Who was Bridget, and what became of her?
Natalie escapes into the diary, eager to unlock its secrets, and reluctantly accepts the help of library archivist Kathleen Lynch, a widow with her own painful secret: she's estranged from her only daughter. Kathleen sees in Natalie traces of the daughter she has lost, and in Bridget, another spirited young woman at risk.
What could an Irish immigrant domestic servant from the 1920s teach them both?
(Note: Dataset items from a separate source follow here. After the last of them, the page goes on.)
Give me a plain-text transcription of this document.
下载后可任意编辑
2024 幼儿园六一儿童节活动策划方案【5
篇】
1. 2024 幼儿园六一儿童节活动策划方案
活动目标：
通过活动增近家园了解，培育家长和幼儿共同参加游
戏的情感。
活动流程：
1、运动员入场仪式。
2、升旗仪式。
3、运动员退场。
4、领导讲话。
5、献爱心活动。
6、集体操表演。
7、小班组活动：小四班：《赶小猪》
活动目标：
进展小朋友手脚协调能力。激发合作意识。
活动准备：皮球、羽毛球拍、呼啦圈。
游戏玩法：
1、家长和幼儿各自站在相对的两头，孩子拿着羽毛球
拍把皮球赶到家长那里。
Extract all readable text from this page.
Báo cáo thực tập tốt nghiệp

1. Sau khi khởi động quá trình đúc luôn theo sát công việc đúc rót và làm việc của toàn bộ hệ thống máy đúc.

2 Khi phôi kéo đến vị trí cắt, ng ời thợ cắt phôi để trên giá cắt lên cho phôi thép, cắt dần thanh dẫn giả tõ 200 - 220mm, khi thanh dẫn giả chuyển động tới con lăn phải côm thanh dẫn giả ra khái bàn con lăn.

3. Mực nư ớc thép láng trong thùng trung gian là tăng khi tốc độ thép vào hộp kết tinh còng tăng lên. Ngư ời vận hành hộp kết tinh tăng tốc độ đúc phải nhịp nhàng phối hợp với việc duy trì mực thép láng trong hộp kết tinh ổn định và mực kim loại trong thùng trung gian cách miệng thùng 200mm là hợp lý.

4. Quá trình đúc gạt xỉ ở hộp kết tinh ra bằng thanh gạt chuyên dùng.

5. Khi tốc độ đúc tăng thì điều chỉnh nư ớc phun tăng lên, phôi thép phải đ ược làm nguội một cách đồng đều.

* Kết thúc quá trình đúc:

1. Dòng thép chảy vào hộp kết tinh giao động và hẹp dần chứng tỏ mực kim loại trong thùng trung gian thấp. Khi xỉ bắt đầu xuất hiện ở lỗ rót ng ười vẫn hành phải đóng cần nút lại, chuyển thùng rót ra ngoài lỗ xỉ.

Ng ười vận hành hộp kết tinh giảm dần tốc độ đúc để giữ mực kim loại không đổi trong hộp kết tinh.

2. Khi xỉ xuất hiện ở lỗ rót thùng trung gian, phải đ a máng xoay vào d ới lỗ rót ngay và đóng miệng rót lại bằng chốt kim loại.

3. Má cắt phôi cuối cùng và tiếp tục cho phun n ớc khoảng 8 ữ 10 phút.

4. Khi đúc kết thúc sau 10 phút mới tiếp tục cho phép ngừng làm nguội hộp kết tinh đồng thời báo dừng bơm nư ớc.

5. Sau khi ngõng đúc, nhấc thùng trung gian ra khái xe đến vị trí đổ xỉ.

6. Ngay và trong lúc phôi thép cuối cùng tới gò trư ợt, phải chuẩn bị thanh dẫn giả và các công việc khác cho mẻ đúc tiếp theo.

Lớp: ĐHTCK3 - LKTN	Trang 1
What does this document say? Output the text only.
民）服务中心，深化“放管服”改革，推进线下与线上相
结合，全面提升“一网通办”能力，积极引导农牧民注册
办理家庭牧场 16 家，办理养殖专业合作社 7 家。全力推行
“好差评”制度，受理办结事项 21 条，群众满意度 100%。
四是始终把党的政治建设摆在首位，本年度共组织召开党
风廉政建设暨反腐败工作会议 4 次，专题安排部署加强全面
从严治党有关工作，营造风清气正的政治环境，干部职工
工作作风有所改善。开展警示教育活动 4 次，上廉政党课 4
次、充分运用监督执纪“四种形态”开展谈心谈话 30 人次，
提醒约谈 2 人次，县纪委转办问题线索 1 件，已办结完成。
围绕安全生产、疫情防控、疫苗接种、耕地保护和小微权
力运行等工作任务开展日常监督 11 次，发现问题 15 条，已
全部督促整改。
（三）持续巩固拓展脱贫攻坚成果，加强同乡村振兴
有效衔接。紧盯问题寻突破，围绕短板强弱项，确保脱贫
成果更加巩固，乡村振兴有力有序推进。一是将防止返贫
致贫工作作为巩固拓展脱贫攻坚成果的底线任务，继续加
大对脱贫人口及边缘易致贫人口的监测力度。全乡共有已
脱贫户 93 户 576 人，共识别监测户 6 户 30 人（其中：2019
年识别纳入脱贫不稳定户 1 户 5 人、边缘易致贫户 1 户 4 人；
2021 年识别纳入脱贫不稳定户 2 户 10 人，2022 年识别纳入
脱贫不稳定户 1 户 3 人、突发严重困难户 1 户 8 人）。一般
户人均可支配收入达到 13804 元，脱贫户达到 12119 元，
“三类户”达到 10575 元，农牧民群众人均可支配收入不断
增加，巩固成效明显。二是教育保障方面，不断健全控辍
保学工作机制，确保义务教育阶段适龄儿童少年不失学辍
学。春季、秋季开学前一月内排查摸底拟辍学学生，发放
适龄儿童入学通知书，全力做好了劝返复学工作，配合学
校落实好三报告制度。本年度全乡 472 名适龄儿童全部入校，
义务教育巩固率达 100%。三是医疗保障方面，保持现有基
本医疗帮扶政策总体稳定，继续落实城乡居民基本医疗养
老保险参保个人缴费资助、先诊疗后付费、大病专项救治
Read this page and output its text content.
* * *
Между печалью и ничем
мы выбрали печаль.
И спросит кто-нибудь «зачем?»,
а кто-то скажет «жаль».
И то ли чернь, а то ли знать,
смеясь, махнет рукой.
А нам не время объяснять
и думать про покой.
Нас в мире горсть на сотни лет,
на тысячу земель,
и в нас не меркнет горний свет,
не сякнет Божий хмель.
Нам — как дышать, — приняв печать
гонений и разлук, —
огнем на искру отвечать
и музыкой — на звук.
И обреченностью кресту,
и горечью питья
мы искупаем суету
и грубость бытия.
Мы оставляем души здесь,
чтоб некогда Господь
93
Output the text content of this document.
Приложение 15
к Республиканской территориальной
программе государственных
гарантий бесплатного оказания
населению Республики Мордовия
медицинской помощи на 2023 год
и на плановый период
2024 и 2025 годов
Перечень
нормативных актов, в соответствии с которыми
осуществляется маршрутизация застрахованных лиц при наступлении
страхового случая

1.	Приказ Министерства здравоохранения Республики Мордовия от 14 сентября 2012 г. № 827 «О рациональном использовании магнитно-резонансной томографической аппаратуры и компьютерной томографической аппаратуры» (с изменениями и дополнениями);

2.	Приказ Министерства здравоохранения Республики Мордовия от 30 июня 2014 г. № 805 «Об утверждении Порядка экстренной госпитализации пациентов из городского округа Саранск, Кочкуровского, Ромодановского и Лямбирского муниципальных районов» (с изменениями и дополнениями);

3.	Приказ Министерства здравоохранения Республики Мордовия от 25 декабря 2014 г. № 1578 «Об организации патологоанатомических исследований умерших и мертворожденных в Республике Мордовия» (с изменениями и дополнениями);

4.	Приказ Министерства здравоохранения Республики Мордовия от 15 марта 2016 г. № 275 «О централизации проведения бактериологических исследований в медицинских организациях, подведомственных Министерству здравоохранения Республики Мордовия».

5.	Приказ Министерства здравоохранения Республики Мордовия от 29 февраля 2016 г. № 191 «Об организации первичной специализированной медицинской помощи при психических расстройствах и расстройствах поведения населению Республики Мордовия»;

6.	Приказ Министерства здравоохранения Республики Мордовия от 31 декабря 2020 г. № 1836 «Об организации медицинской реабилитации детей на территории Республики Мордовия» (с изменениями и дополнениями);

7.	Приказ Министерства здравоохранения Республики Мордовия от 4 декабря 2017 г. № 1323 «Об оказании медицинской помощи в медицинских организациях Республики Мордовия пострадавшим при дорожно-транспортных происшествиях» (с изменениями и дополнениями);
As the troubles of a very modern world close in around them, and Natalie's torments at school escalate, the faded pages of Bridget's journal unite the lonely girl and the unhappy widow - and might even change their lives forever.
PRAISE FOR SO FAR AWAY:
"Meg Mitchell Moore has taken the hot button topic of cyber bullying and crafted a story so compellingly real you will never forget her thirteen-year-old heroine, Natalie Gallagher. Moore's pitch-perfect rendering of this girl's voice is nothing short of stunning."
―Laura Harrington, author of Alice Bliss
"So Far Away is the moving story of three very different women whose lives improbably intersect. Meg Mitchell Moore effortlessly moves among a teenage cyber-bullying victim, a mother who longs for her lost daughter, and a 1920s Irish domestic with a shocking secret. The result is a powerful page-turner about love, loss, motherhood, and friendship."
―J. Courtney Sullivan, New York Times bestselling author of Maine and Commencement
"This sweet and thoughtful novel is both tense and elegiac, exploring the damage we inflict on ourselves and each other, and the strength it takes to heal."